In a new partnership, Radio Ambulante and two investigative journalists from Univisión, Inti Pacheco and Alejandro Fernández, came together to narrate their reporting through sound.
The pair began their work crunching numbers related to asylum claims, which led them to realize gaping discrepancies in how bail is distributed by U.S. immigration courts and judges.
… After going through the data they got from the Department of Justice, Inti and Alejandro realized the bail system is as arbitrary as the asylum system.
Let’s just take this example: if you are detained in Chicago, you are going to pay an average of $5000 dollars. But if you are detained in Los Angeles, you will pay an average of $17,000.”
Determined to get a handle on the real-world human toll, Pacheco and Fernández decided to crowd-source. They created a public survey, and in under a week 168 people relayed their experiences. Many mentioned the company Libre by Nexus, a subsidiary of Nexus Services run by an ex-con who’d served time for committing fraud.
When Donovan got out of prison he started lobbying for these bail bonds agencies, because he had not been able to post his own $45,000 bail. And then he found a business niche: immigrants who could not post bail.

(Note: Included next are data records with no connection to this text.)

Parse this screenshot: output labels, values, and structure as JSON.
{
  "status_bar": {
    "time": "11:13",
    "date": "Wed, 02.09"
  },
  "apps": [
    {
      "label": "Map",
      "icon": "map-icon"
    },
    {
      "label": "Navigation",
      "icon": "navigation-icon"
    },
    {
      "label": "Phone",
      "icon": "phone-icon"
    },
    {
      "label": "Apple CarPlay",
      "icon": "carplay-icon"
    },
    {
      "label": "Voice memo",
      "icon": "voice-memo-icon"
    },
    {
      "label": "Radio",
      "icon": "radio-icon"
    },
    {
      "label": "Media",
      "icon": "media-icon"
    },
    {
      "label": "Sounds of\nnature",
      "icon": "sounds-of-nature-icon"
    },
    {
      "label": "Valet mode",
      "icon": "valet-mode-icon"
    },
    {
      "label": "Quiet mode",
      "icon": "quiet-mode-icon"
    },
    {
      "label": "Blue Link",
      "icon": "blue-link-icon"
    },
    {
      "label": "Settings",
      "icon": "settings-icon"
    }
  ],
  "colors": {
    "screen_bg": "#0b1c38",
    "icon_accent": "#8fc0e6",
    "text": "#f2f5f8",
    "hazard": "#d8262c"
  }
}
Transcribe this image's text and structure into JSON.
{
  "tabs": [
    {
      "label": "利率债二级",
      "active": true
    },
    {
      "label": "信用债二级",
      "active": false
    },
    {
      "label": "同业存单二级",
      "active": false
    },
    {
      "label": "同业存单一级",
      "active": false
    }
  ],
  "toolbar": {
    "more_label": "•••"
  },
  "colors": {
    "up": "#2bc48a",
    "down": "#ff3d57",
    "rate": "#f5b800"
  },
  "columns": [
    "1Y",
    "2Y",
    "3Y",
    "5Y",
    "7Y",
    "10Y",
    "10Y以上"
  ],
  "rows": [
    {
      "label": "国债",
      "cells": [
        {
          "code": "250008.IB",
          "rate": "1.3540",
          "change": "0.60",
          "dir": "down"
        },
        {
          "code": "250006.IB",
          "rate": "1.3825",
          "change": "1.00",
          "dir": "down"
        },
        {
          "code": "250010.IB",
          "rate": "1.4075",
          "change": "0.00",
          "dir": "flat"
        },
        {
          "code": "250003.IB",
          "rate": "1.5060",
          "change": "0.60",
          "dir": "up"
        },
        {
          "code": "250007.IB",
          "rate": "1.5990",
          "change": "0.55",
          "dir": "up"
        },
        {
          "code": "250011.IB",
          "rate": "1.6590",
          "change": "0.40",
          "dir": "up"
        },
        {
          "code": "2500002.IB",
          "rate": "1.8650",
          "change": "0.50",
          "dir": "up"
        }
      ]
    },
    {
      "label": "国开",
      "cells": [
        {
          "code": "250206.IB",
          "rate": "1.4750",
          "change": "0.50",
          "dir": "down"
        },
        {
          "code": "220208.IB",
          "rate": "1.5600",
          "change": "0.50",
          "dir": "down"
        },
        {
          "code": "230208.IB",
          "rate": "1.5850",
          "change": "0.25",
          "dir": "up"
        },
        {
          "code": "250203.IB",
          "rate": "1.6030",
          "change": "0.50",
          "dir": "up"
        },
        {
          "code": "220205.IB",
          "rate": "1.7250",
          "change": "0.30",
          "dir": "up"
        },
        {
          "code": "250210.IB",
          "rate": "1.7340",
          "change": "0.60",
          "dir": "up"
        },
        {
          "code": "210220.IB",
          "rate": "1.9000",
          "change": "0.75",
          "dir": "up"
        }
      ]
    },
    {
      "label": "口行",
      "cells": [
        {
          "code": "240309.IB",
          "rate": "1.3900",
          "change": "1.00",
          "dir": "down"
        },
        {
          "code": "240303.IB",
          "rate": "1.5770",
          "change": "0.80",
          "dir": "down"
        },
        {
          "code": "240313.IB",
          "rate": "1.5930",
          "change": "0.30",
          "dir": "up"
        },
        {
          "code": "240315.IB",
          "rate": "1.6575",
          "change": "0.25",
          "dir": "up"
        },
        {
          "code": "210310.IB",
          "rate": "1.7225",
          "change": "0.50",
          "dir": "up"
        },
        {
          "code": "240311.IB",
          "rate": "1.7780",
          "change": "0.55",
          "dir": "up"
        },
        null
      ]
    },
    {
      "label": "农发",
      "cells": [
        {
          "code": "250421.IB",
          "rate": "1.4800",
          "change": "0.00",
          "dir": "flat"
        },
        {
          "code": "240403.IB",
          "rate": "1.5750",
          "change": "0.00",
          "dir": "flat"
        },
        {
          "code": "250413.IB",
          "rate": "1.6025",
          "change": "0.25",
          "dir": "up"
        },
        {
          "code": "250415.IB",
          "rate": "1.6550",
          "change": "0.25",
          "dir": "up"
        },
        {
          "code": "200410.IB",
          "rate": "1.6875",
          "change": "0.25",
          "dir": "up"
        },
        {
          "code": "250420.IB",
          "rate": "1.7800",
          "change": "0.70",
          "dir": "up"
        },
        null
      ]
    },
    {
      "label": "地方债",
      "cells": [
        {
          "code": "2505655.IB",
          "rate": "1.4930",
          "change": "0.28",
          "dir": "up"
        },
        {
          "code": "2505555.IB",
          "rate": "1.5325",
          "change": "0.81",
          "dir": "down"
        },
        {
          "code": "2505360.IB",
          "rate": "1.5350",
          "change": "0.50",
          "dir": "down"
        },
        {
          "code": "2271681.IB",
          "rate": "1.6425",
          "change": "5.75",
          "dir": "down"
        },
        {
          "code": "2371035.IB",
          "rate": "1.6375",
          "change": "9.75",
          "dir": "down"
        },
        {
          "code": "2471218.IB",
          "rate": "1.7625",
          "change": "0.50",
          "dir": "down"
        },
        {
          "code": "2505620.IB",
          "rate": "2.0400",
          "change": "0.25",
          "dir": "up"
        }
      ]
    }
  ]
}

For a monthly fee of $420, the business offered to bail non-U.S. citizens out of detention, but the bailees had to agree to wear an ankle monitor and pay 20 percent of their bail up front. The company’s marketing frames it as a friend to immigrants.
Told in both Spanish and translated online into English, this story deftly illuminates a niche of immigration detention profiteering carried out by a company currently under investigation by multiple state authorities, and the human impact of its apparent greed.